The bottom spine of the MobiBlu B2 houses the standard mini USB port, a power/hold switch, volume keys, and a menu button.

Other physical attributes include a pinhole mic on the right edge of the B2, a lanyard loop on the left, and a reset hole on the back. Two items of note are the speaker on the back of the player, which outputs sounds if headphones are not attached, and an unmarked slot in the left spine. We studied the manual and MobiBlu's Web site but didn't learn until plugging the player in that the slot is an expansion card slot--more research revealed it to be TransFlash-compatible. Another notable feature that should appeal to some users is the B2's voice-recording capability (in WMA at 32Kbps or 64Kbps). The unit can also record from the FM radio (in WAV), which is possibly the player's most redeeming feature. The FM radio offers 20 presets, an autoscan function, easy manipulation of presets, and great reception.

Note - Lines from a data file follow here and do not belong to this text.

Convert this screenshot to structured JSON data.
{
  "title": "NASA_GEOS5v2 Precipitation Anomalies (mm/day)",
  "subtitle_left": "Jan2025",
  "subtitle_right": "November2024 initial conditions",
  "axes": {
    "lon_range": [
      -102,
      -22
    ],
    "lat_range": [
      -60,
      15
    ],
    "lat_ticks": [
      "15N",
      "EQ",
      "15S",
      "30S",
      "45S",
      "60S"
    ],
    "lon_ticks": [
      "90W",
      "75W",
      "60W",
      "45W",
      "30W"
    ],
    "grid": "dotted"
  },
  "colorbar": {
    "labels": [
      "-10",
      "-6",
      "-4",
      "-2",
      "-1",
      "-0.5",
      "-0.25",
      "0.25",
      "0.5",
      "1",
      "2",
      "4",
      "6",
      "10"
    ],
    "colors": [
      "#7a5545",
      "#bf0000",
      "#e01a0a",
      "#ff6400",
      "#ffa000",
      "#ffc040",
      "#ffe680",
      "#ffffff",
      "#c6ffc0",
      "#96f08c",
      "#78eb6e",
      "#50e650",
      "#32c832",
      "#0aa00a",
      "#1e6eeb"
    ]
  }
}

The top of the MobiBlu B2 has a standard 3.5mm headphone jack, a record button, and keys for shuttling through tracks and starting and stopping playback.

The MobiBlu B2 offers some features of varying interest. The player deals with a fair array of music file types--MP3, WMA, FLAC, WAV, APE--but is unable to play DRM-protected files. You'll want to note that album art is not supported, and media browsing is handled completely by folder tree. That means there is no way to easily sort by artist, album, or genre. However, you can store a M3U playlist in a folder for access. Video playback is limited to MPEG-4, and the specs list only JPEG as the supported photo file type. However, we discovered by accident that the device will display BMP files. Unfortunately, you can't view photos while listening to music, and images overall look grimy because of a protective coating on the screen. The B2 also includes: text viewing, one game (Tetris), seven EQ presets, and a five-band user-definable mode. Shuffle and repeat playback modes are also offered.

Anyone with a PC running Windows versions from 98 on should have no problems hooking up the MobiBlu B2. For testing, we connected the player to our XP test system with no issues. Files transferred relatively quickly through Rhapsody, but the ability to drag and drop via Windows Explorer is faster. Surprisingly--despite a relatively low signal-to-noise ratio of 83dB--the B2 sounded pretty decent. Music was not as rich and sparkly as we like, but high-end detail was clear and the low-end was present. We did our testing using a pair of Audio-Technica ATH-ANC7s; the included earbuds are fine and seem durable, but they aren't that comfortable to wear. The rated battery life of 10 hours is pretty disappointing, but the 5.1 hours eked out by CNET Labs is flat-out awful.